The experience ended up being very liberating for the band. Says Neumann, “There was no time clock on us so we could experiment a lot more. Once we had laid down the tracks, I’d do a lot of experimenting, and send the stuff up to Sam in Milwaukee. He would tell me what he was looking for.”
“Recording is a blast,” agrees Griffin, the steady, affable influence in the group. “It’s like work and not work. We took one of Sam’s songs, Nobody Loves Me, a slow ballad song, and Kurt started goofing around with it and now it’s a tempo-paced song. We can take an old song and change it completely. Recording is something new and different, and very creative.”
Neumann ended up mixing and producing the entire record, although that was not the original intention. “We were just going to do a few recordings, get them to a place where we felt good about them, and send them out to get a reaction,” he says. “There were four labels in six months that wanted the record as is. That surprised us.”
Resolution, released in June 2004, is the first new release from the BoDeans since 1996. And like all nine of the BoDeans recordings, it is true to their roots – upbeat and optimistic, with passionate harmonies and heartfelt lyrics. The CD begins with the anthemic and chiming If It Makes You, a love ballad that showcases their perfect vocals. The CD also includes the bouncy (We Can) Live and feel-good rocker Wild World. Throughout, it is as true a BoDeans record as ever there was.
The BoDeans have racked up so many hits in the past 18 years that it takes a live album like Joe Dirt Car that pulls from everything but Resolution to fully appreciate their breadth. If you still don’t know the BoDeans music, consider these songs: Fadeaway, Still the Night, Closer to Free (made famous as the theme song for the hit TV show “Party of Five”) Far, Far Away from My Heart, She’s a Runaway, and Misery.
Although the band’s nine recordings have certainly gained them radio airplay and exposure across the country, it’s their live shows and word-of-mouth that keep their fan base growing.

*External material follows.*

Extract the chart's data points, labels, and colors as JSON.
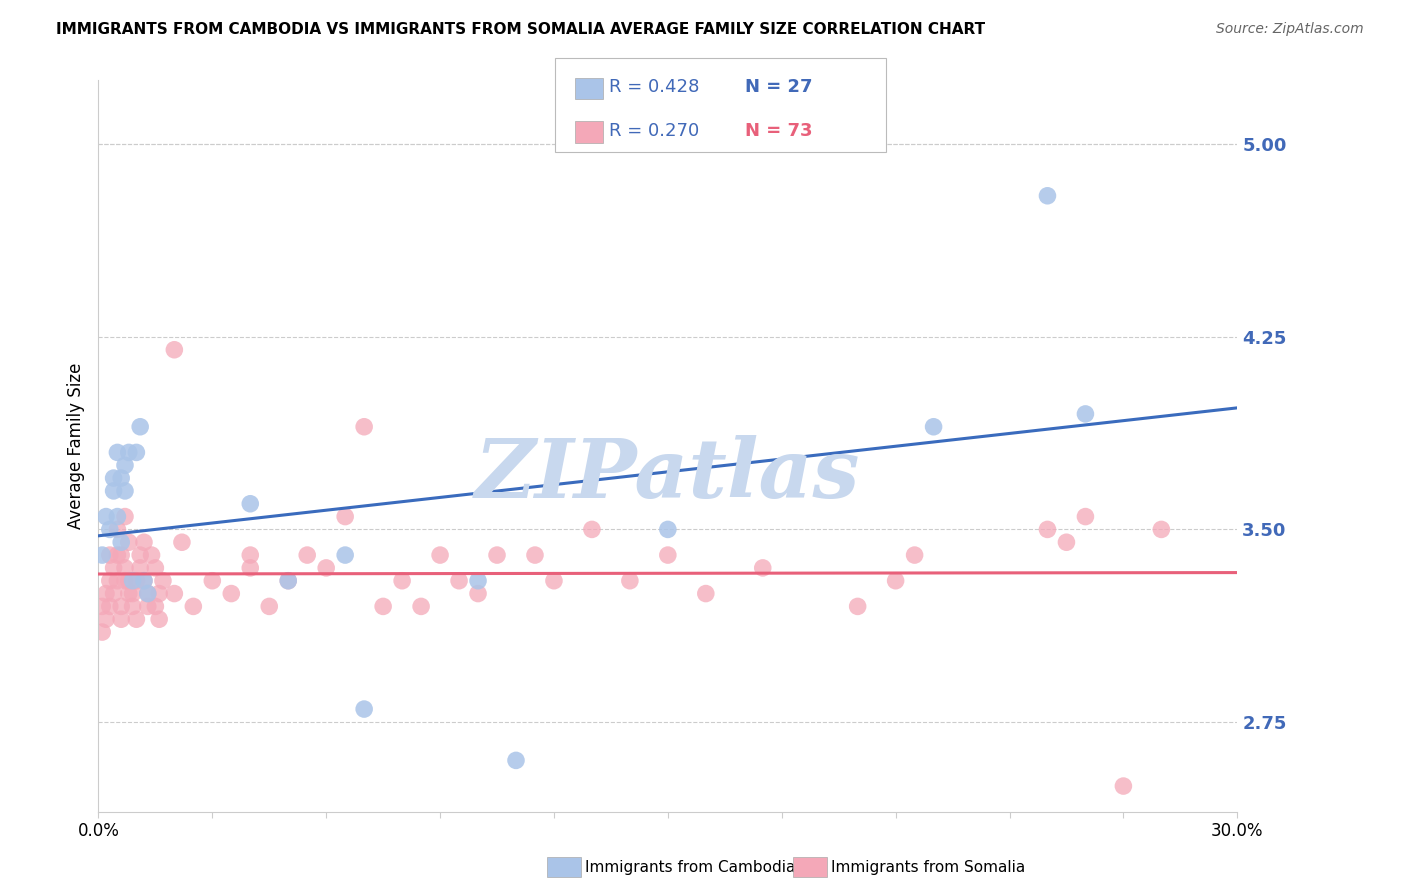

“We attract a very diverse crowd,” says Llanas, “and that’s one of the things I most proud of. People seem to pass the word on to their children and grandchildren about us – they find out about us somehow.”

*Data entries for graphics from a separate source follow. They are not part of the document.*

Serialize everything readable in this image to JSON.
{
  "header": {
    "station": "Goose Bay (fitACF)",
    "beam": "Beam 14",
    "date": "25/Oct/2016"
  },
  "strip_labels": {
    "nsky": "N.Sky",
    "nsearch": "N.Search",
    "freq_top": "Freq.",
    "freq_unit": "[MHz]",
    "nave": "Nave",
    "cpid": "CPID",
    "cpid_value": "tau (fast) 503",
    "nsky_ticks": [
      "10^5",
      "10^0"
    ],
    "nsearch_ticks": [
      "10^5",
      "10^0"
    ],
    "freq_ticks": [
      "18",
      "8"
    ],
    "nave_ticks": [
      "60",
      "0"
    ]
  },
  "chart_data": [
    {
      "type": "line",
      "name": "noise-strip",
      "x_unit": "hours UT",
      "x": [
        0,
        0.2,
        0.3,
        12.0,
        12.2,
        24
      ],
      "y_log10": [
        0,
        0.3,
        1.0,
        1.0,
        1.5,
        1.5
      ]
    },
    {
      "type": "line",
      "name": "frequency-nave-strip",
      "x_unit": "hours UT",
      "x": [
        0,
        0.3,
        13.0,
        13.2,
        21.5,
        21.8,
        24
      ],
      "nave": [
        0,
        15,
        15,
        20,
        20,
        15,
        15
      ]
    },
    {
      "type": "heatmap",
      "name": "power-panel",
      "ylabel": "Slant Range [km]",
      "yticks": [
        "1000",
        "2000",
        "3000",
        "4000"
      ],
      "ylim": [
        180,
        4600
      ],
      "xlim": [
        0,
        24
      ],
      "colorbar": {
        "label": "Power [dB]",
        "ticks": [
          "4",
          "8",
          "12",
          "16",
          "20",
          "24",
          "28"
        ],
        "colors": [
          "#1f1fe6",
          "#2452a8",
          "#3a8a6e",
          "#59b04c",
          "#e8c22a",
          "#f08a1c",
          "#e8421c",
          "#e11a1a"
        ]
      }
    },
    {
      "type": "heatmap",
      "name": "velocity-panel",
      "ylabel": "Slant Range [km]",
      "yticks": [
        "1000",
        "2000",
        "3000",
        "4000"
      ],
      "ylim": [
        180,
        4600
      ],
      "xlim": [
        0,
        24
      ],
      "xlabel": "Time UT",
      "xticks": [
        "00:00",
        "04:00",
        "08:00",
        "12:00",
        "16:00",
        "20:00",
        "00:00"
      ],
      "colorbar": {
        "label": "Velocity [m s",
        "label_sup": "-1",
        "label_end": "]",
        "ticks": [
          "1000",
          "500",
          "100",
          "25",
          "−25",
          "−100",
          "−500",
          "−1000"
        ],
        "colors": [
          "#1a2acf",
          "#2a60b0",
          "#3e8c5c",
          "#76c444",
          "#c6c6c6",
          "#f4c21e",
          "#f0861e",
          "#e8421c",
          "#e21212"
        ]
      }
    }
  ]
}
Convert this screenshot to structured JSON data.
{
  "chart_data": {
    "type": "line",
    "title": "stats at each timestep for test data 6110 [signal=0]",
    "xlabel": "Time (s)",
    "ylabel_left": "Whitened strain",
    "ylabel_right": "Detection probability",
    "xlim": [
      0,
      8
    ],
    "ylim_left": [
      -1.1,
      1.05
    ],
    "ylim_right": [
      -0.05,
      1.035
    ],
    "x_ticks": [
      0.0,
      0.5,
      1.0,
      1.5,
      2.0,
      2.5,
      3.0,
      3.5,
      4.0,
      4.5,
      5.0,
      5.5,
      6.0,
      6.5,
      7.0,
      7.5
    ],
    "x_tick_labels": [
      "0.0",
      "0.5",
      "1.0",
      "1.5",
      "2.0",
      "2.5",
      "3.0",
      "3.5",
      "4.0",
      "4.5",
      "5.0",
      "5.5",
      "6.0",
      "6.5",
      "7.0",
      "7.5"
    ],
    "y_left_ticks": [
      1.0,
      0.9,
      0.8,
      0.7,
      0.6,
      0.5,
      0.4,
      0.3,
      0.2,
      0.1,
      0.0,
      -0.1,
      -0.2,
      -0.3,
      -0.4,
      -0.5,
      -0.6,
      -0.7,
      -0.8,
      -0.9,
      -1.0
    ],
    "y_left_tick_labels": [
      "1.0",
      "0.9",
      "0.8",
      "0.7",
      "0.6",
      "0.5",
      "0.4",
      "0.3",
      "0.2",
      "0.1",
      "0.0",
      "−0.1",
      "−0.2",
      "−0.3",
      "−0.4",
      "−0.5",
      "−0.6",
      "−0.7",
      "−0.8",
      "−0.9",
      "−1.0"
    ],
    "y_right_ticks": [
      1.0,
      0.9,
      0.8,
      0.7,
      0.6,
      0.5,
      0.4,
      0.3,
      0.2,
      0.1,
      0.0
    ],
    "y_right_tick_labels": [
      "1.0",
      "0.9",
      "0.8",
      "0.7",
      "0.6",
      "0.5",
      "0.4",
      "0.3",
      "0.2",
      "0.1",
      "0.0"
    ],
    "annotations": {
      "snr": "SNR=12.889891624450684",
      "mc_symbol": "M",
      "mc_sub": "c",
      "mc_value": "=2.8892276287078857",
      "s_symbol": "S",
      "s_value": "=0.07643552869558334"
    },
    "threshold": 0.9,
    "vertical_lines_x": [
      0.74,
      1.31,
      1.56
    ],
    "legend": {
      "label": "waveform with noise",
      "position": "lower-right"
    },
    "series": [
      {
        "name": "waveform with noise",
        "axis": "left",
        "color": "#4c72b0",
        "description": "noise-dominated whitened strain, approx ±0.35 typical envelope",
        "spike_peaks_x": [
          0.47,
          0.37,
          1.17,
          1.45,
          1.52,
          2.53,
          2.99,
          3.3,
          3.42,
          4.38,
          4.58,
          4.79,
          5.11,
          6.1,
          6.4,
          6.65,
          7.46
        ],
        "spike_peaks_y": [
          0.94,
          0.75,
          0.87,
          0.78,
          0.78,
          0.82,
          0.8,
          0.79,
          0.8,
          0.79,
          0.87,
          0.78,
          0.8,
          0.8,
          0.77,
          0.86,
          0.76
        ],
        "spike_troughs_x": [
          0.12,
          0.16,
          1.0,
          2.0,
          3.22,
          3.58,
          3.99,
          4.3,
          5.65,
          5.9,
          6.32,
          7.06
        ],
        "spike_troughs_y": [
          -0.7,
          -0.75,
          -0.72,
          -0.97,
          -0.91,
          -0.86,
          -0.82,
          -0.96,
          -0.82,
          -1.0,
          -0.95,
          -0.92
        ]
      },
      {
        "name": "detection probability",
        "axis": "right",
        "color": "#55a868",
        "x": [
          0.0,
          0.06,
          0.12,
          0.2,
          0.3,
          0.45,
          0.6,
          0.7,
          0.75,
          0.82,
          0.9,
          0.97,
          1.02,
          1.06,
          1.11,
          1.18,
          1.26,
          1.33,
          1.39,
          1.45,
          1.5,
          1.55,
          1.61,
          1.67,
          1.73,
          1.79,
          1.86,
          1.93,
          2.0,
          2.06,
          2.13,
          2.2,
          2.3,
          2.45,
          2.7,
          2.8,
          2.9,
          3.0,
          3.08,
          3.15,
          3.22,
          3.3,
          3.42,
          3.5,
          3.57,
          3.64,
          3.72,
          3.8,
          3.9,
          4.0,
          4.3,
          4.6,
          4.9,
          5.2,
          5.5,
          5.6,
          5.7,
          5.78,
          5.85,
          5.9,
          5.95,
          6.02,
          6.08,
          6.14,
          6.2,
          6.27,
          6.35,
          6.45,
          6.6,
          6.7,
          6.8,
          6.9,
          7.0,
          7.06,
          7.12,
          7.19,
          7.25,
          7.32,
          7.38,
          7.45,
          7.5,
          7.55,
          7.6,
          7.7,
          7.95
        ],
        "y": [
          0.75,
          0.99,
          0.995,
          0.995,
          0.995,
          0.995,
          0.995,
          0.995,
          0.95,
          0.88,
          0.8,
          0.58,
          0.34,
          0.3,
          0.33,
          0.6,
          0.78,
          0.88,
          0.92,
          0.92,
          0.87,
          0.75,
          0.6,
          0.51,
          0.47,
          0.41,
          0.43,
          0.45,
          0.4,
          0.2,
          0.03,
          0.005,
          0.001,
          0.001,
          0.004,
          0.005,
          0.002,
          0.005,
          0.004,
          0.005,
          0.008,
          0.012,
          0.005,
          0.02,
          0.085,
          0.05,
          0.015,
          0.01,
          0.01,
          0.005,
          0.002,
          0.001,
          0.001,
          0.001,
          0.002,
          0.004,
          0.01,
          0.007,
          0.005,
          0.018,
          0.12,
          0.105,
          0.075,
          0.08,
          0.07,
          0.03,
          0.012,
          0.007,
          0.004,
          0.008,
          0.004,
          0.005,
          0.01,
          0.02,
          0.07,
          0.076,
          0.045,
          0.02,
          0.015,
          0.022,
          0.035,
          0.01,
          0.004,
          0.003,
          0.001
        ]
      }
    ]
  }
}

Unlike some bands that are too mixed in the studio, the BoDeans sound just as good or better live. “Touring is exhausting,” Llanas continues. “But when you walk up there, you can just feel the energy. And if that doesn’t do it for you, you’re in trouble.”
In stark contrast to the lovefest that seems to exist between Llanas, Neumann, Griffin and their fans is a long list of drummers and keyboardists. When asked about this seemingly Spinal Tap quality, Neumann laughs: “I guess I’m very hard on drummers. There are only a dozen good drummers in the world, in my opinion, so it’s hard for anyone to live up to that.”
But the BoDeans finally may have found their equals in drummer Kevin Leahy and keyboardist / accordion player Bukka Allen, who are touring with them to promote Resolution. At one point during their Ravinia shows, Neumann, Llanas, and Griffin simply stopped playing to let Allen jam on an electric piano. The result was phenomenal, as Allan took an old song, Misery, to new heights.
What’s next for the BoDeans? ‘We want to work this record for a long time,” says Llanas, clearly exhausted. “Our goal has been to keep going, get better, and keep having fun.” What would you be doing if you weren’t doing this? “Trying to do this!”